Calum Green
- Born: Calum Daniel Green. 15 July 1990 (age 35) Norwich, England
- Height: 1.93 m (6 ft 4 in)
- Weight: 116 kg (18 st 4 lb)
- School: Heartsease High School

Rugby union career
- Position: Lock

Youth career
- 2002–2007: North Walsham

Senior career
- Years: Team / Apps / (Points)
- 2007–2012: Leicester Tigers / 21 / (0)
- 2009–2012: → Nottingham / 33 / (10)
- 2012–2014: Yorkshire Carnegie / 45 / (5)
- 2014–2019: Newcastle Falcons / 123 / (20)
- 2019–2023: Leicester Tigers / 80 / (10)
- 2007–Present: Total / 302 / (45)
- Correct as of 7 January 2023

International career
- Years: Team / Apps / (Points)
- 2009–2010: England U20 / 8 / (0)

= Calum Green =

English rugby union player

Calum Daniel Green (born 15 July 1990) is an English rugby union player. He plays lock. He has previously played for Leicester Tigers in two spells between 2007–2012 and 2019–2023, as well as for Nottingham and Yorkshire Carnegie in the RFU Championship and featured in over 100 games for Newcastle Falcons between 2014 and 2019.

Green was a Premiership Rugby champion in 2022.

==Club career==
Green was dual-registered for Nottingham and Leicester Tigers, which enabled him to get game time in the Championship. He made five appearances for the Tigers first team in 2009–10, notably against London Irish.

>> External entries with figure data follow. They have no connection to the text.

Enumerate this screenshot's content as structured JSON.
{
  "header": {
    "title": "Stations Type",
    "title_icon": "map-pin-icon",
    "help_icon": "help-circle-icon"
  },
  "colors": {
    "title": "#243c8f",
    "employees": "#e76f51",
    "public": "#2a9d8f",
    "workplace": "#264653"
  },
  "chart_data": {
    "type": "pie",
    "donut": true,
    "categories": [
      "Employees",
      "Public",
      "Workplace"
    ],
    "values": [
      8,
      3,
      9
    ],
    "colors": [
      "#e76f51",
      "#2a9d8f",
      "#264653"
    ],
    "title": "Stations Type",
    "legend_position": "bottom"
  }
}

Green's Tigers debut match was a friendly against the Classic All Blacks in 2008. Despite not yet being 20, Green also played for the Leicester Tigers side in their 2009 friendly against at Welford Road, which the Tigers won 22–17. His first league appearance was a home win against Saracens in March 2009. Green was a member of the Anglo-Welsh Cup winning squad in 2011/12.

Green then joined Yorkshire Carnegie for the 2012/13 season on a two-year contract. On 7 April 2014, Green rejoined the Aviva Premiership as he agreed a deal to join Newcastle Falcons from the 2014–15 season.

On 22 April 2019 it was announced that Green was to re-join Leicester that summer, with his signing being welcomed by new teammate Dan Cole.

Green started the 2022 Premiership Rugby final as Tigers beat Saracens 15–12. In May 2023 it was announced that Green would leave Leicester at the end of his contract.

==International career==
Green has represented England U16A, and England U20, in the 6 Nations and IRB Junior World Championship, where England came fourth.